After the Feb. 9 announcement, state Rep. Camille Lilly and South Austin Community Coalition’s Elce Redmond released statements to the public offering very different views about the second-largest settlement reached through numerous state attorneys general.
Lilly is applauding the agreement made with Bank of America, JPMorgan Chase, Wells Fargo, Citigroup and Ally Financial (formerly GMAC) that will provide $1 billion in assistance to those affected in Illinois.
“It’s about time that the big banks that got us into this economic crisis are held accountable,” Lilly said in a press release.
“Now we must make sure that the settlement dollars are put to good use, keeping families in their homes and allowing homeowners more time to make their house payments,” she said.
But Redmond has a different view.
“The mortgage fraud settlement being announced today is a tiny drop in a big bucket,” Redmond said in his press release.
The settlement will provide up to $2,000 in restitution to eligible borrowers who lost their homes between 2008 and Dec. 31, 2011. There is also assistance for those facing foreclosure right now and help for homeowners current on their payments but unable to refinance because they owe more on their home than it’s worth.

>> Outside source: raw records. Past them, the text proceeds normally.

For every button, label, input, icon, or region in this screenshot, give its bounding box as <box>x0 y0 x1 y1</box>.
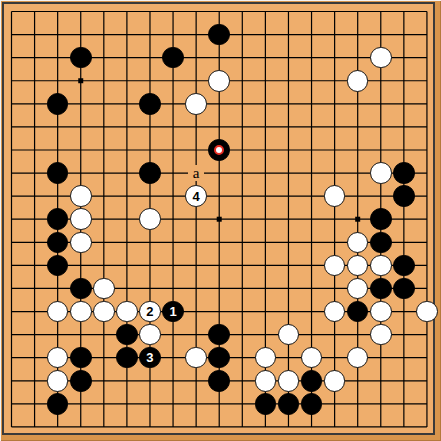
white-stone <box>370 255 392 277</box>
white-stone <box>208 70 230 92</box>
white-stone <box>185 93 207 115</box>
white-stone <box>116 301 138 323</box>
black-stone <box>139 93 161 115</box>
white-stone <box>139 208 161 230</box>
black-stone-numbered: 1 <box>162 301 184 323</box>
white-stone <box>93 301 115 323</box>
go-board[interactable]: a1342 <box>0 0 441 441</box>
white-stone-numbered: 2 <box>139 301 161 323</box>
black-stone <box>393 278 415 300</box>
star-point <box>355 217 360 222</box>
white-stone-numbered: 4 <box>185 185 207 207</box>
white-stone <box>70 185 92 207</box>
black-stone <box>162 47 184 69</box>
black-stone <box>370 208 392 230</box>
black-stone <box>301 370 323 392</box>
black-stone <box>116 324 138 346</box>
white-stone <box>255 370 277 392</box>
black-stone <box>47 93 69 115</box>
circle-mark-icon <box>214 145 224 155</box>
go-diagram: a1342 <box>0 0 441 441</box>
point-letter-label[interactable]: a <box>188 165 204 181</box>
black-stone <box>70 278 92 300</box>
grid-lines <box>4 4 433 433</box>
black-stone <box>370 278 392 300</box>
black-stone <box>70 370 92 392</box>
black-stone <box>47 162 69 184</box>
black-stone <box>255 393 277 415</box>
black-stone <box>393 185 415 207</box>
black-stone <box>393 255 415 277</box>
white-stone <box>70 208 92 230</box>
black-stone <box>370 232 392 254</box>
white-stone <box>278 370 300 392</box>
white-stone <box>416 301 438 323</box>
star-point <box>78 78 83 83</box>
black-stone-circled <box>208 139 230 161</box>
black-stone-numbered: 3 <box>139 347 161 369</box>
star-point <box>217 217 222 222</box>
black-stone <box>139 162 161 184</box>
black-stone <box>116 347 138 369</box>
black-stone <box>208 370 230 392</box>
white-stone <box>370 301 392 323</box>
black-stone <box>47 393 69 415</box>
black-stone <box>301 393 323 415</box>
white-stone <box>370 324 392 346</box>
white-stone <box>370 162 392 184</box>
black-stone <box>393 162 415 184</box>
white-stone <box>70 232 92 254</box>
white-stone <box>139 324 161 346</box>
white-stone <box>324 185 346 207</box>
white-stone <box>347 70 369 92</box>
black-stone <box>278 393 300 415</box>
white-stone <box>47 370 69 392</box>
black-stone <box>70 47 92 69</box>
white-stone <box>324 370 346 392</box>
white-stone <box>70 301 92 323</box>
white-stone <box>93 278 115 300</box>
black-stone <box>70 347 92 369</box>
board-play-area[interactable]: a1342 <box>2 2 435 435</box>
white-stone <box>370 47 392 69</box>
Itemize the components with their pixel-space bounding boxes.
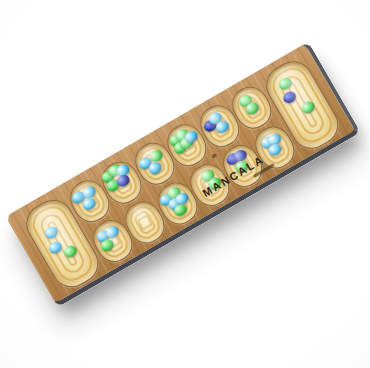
groove-center-square [137,214,153,230]
groove-ring [37,210,88,276]
photo-background: MANCALA [0,0,370,368]
bead-green [277,75,294,91]
bead-blue [47,239,64,255]
bead-green [62,243,79,259]
mancala-board: MANCALA [5,42,361,308]
bead-navy [281,89,298,105]
wood-knot [211,153,217,159]
groove-ring [126,202,165,243]
bead-green [300,100,317,116]
bead-blue [43,224,60,240]
groove-ring [133,209,158,236]
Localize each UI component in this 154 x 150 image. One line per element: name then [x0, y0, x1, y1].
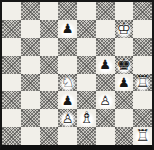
- square-f5[interactable]: ♟: [96, 56, 115, 74]
- black-pawn-d7: ♟: [58, 20, 77, 38]
- square-e1[interactable]: [77, 127, 96, 145]
- square-g5[interactable]: ♚: [115, 56, 134, 74]
- square-e8[interactable]: [77, 2, 96, 20]
- square-b4[interactable]: [21, 74, 40, 92]
- square-d5[interactable]: [58, 56, 77, 74]
- square-a7[interactable]: [2, 20, 21, 38]
- white-bishop-e2: ♗: [77, 109, 96, 127]
- square-f6[interactable]: [96, 38, 115, 56]
- square-f4[interactable]: [96, 74, 115, 92]
- square-d8[interactable]: [58, 2, 77, 20]
- square-h8[interactable]: [133, 2, 152, 20]
- square-d3[interactable]: ♟: [58, 91, 77, 109]
- square-g7[interactable]: ♔: [115, 20, 134, 38]
- square-a8[interactable]: [2, 2, 21, 20]
- square-f1[interactable]: [96, 127, 115, 145]
- square-e5[interactable]: [77, 56, 96, 74]
- square-d2[interactable]: ♙: [58, 109, 77, 127]
- square-c4[interactable]: [40, 74, 59, 92]
- square-h2[interactable]: [133, 109, 152, 127]
- white-pawn-d2: ♙: [58, 109, 77, 127]
- white-rook-h4: ♖: [133, 74, 152, 92]
- square-h1[interactable]: ♖: [133, 127, 152, 145]
- square-g6[interactable]: [115, 38, 134, 56]
- square-g4[interactable]: ♟: [115, 74, 134, 92]
- square-f7[interactable]: [96, 20, 115, 38]
- square-f3[interactable]: ♙: [96, 91, 115, 109]
- white-king-g7: ♔: [115, 20, 134, 38]
- square-e3[interactable]: [77, 91, 96, 109]
- white-knight-d4: ♘: [58, 74, 77, 92]
- square-g3[interactable]: [115, 91, 134, 109]
- square-b2[interactable]: [21, 109, 40, 127]
- square-b8[interactable]: [21, 2, 40, 20]
- black-king-g5: ♚: [115, 56, 134, 74]
- square-e2[interactable]: ♗: [77, 109, 96, 127]
- square-a5[interactable]: [2, 56, 21, 74]
- square-a1[interactable]: [2, 127, 21, 145]
- square-c6[interactable]: [40, 38, 59, 56]
- white-rook-h1: ♖: [133, 127, 152, 145]
- square-h4[interactable]: ♖: [133, 74, 152, 92]
- square-e7[interactable]: [77, 20, 96, 38]
- square-h3[interactable]: [133, 91, 152, 109]
- square-h5[interactable]: [133, 56, 152, 74]
- square-c5[interactable]: [40, 56, 59, 74]
- square-c1[interactable]: [40, 127, 59, 145]
- square-f2[interactable]: [96, 109, 115, 127]
- square-e6[interactable]: [77, 38, 96, 56]
- square-d6[interactable]: [58, 38, 77, 56]
- square-d4[interactable]: ♘: [58, 74, 77, 92]
- square-c2[interactable]: [40, 109, 59, 127]
- square-b5[interactable]: [21, 56, 40, 74]
- square-a3[interactable]: [2, 91, 21, 109]
- square-b3[interactable]: [21, 91, 40, 109]
- square-d7[interactable]: ♟: [58, 20, 77, 38]
- square-a6[interactable]: [2, 38, 21, 56]
- square-c3[interactable]: [40, 91, 59, 109]
- square-b7[interactable]: [21, 20, 40, 38]
- square-e4[interactable]: [77, 74, 96, 92]
- square-a4[interactable]: [2, 74, 21, 92]
- black-pawn-g4: ♟: [115, 74, 134, 92]
- square-h7[interactable]: [133, 20, 152, 38]
- square-b6[interactable]: [21, 38, 40, 56]
- square-g1[interactable]: [115, 127, 134, 145]
- square-g8[interactable]: [115, 2, 134, 20]
- white-pawn-f3: ♙: [96, 91, 115, 109]
- square-f8[interactable]: [96, 2, 115, 20]
- square-a2[interactable]: [2, 109, 21, 127]
- chess-board: ♟♔♟♚♘♟♖♟♙♙♗♖: [2, 2, 152, 145]
- black-pawn-d3: ♟: [58, 91, 77, 109]
- square-c8[interactable]: [40, 2, 59, 20]
- square-d1[interactable]: [58, 127, 77, 145]
- chess-diagram-scan: ♟♔♟♚♘♟♖♟♙♙♗♖: [0, 0, 154, 150]
- square-g2[interactable]: [115, 109, 134, 127]
- black-pawn-f5: ♟: [96, 56, 115, 74]
- square-c7[interactable]: [40, 20, 59, 38]
- square-b1[interactable]: [21, 127, 40, 145]
- square-h6[interactable]: [133, 38, 152, 56]
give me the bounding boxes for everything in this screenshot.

“It does not do justice for the millions of homeowners who lost their homes or hold the banks fully accountable for their crimes,” Redmon said.
“For homeowners who were defrauded and lost their homes, $2,000 is too little, too late. It is a paltry down payment toward full relief for homeowners,” he said.

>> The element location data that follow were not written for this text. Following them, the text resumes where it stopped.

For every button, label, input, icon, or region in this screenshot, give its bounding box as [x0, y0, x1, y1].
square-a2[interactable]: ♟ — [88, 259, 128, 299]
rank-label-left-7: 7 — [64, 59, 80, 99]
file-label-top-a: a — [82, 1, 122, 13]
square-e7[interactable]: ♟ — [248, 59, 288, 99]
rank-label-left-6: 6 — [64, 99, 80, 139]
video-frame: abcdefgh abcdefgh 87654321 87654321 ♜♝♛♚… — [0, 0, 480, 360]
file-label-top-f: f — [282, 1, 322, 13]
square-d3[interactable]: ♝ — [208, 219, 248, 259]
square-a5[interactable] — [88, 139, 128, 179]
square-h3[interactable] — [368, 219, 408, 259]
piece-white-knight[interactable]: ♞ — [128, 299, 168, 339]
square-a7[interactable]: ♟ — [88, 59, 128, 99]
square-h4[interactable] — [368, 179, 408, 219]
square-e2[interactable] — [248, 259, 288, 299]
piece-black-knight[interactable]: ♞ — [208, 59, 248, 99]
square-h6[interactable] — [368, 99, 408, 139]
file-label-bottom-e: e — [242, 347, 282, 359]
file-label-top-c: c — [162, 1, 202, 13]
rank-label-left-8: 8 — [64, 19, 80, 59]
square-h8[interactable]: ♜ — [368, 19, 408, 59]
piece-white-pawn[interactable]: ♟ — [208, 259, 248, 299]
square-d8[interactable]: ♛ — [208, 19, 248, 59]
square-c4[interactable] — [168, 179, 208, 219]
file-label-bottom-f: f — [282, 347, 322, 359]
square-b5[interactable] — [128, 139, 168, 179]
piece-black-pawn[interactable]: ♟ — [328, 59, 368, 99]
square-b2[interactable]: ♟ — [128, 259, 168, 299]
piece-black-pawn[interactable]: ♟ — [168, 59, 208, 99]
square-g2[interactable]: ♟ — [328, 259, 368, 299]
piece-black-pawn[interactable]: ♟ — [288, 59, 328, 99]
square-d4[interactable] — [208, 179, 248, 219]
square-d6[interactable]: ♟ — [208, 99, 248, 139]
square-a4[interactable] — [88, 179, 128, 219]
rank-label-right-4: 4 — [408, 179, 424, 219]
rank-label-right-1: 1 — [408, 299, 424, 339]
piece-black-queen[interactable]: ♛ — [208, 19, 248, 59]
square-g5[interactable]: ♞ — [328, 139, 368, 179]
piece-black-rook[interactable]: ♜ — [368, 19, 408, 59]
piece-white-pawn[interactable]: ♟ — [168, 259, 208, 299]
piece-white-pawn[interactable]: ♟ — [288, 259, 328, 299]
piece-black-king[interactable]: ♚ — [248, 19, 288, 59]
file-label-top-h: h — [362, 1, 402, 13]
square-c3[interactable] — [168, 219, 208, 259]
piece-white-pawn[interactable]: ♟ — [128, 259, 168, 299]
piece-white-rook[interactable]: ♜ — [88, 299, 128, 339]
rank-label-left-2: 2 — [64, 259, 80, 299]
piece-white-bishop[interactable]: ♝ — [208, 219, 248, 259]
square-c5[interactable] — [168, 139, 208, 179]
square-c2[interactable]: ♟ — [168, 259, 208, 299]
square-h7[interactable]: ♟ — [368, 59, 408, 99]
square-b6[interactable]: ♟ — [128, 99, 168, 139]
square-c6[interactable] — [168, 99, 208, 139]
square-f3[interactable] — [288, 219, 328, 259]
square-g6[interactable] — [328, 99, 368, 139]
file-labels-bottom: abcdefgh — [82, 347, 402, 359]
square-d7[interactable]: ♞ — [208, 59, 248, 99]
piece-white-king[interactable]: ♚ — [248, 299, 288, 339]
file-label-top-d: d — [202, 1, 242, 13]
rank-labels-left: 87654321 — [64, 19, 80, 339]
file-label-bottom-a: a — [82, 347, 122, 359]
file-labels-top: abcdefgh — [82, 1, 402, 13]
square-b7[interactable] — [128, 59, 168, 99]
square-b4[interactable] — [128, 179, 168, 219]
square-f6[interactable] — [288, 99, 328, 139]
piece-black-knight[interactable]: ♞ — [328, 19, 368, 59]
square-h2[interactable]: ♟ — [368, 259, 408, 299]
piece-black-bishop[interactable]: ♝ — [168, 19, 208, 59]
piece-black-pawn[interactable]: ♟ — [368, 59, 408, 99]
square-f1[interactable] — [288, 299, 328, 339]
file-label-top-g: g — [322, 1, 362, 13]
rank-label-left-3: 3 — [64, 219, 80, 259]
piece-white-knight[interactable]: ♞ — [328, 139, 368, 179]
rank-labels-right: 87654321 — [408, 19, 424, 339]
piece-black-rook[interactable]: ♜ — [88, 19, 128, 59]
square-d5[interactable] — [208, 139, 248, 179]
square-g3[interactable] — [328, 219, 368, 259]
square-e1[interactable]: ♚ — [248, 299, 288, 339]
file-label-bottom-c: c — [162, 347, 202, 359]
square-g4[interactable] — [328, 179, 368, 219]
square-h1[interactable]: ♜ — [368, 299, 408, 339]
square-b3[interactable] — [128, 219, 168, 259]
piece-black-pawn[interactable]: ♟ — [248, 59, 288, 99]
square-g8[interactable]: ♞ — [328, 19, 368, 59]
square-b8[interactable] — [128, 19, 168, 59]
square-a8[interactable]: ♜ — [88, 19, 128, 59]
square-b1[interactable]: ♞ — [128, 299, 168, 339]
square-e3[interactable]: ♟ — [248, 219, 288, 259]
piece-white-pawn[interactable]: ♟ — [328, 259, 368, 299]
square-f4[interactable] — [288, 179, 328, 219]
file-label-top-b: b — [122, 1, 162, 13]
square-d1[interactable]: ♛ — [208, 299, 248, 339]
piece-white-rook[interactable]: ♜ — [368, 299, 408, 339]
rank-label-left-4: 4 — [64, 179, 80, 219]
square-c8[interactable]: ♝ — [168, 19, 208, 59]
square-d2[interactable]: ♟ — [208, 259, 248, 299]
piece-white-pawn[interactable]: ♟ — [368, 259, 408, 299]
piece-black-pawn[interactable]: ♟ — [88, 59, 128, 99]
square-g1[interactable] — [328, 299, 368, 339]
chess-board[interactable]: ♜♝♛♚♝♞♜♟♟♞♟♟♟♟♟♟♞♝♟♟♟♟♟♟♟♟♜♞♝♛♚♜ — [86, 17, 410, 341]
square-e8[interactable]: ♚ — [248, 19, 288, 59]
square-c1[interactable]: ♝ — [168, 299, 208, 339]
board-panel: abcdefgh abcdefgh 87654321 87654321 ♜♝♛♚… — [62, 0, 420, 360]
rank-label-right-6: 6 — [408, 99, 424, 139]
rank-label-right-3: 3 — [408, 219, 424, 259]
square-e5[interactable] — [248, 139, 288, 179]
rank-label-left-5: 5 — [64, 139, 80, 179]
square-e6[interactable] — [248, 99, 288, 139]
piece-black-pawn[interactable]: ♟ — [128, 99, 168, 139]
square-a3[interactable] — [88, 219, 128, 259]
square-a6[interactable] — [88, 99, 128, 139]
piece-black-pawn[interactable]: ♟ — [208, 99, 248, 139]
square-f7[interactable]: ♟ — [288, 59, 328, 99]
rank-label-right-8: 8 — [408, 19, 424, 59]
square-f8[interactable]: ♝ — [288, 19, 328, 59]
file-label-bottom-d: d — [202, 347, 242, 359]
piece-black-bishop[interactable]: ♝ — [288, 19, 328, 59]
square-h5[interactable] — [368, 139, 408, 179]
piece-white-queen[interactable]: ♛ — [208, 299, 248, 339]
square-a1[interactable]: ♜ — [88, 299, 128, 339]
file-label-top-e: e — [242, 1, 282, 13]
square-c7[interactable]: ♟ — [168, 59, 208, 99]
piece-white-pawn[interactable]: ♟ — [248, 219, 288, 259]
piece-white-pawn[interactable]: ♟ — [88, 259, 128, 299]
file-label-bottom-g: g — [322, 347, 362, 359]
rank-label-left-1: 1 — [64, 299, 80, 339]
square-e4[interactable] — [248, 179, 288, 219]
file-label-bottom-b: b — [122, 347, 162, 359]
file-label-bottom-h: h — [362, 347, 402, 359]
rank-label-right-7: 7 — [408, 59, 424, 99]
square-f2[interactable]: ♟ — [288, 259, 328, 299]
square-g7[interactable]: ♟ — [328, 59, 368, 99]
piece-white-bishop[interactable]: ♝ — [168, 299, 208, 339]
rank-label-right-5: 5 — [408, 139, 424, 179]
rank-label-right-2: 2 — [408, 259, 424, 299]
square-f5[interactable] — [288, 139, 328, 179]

But Redmond said it’s at least a step in the right direction.
“Despite its flaws, the settlement announced today is stronger than it would have otherwise been because of grassroots groups and the courageous stance of attorneys general from New York, California, Nevada, Delaware and Massachusetts, who fought hard to bring more relief to homeowners and make sure that any settlement does not allow the banks to avoid accountability for fraudulent activity not yet investigated.
“Due to their work and the work of many allies, momentum is building toward broad-scale relief for homeowners,” he said.

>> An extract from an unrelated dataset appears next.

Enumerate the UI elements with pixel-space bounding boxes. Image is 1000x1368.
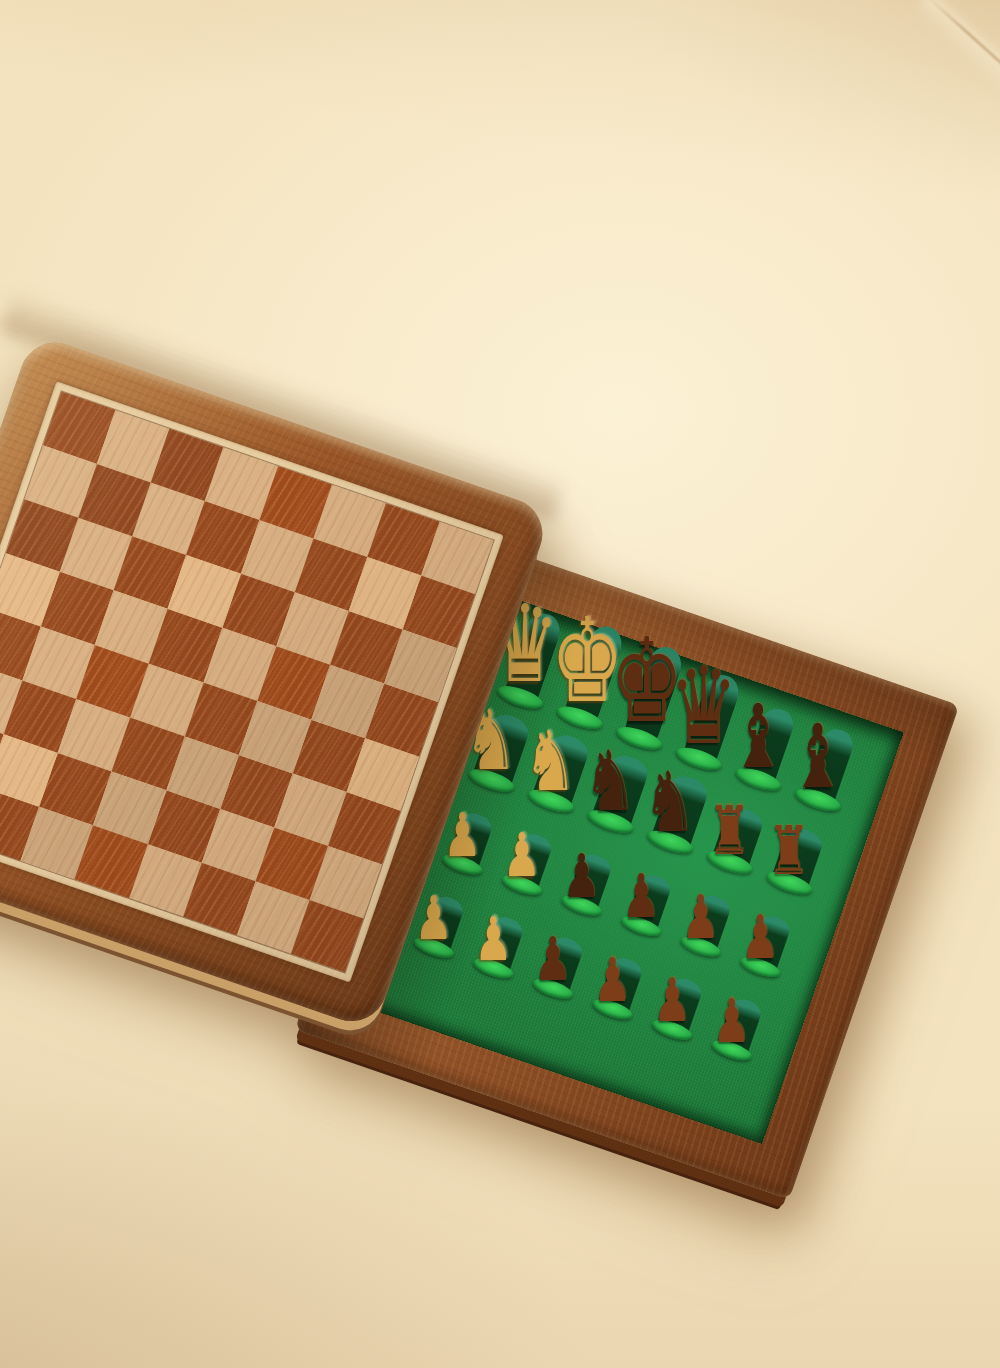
photo-scene: ♛♚♚♛♝♝♞♞♞♞♜♜♟♟♟♟♟♟♟♟♟♟♟♟ bbox=[0, 0, 1000, 1368]
chess-box-set: ♛♚♚♛♝♝♞♞♞♞♜♜♟♟♟♟♟♟♟♟♟♟♟♟ bbox=[0, 0, 1000, 1368]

Lilly agrees more work still needs to be done.
“To save our neighborhoods from devastating home foreclosures that bring down property values and destroy neighborhoods, we need further reforms to crack down on predatory lenders and big banks that take advantage of local residents,” Lilly said.
“We must use the momentum from this court decision to move Illinois forward and change overall standards to prevent future abuses,” she said.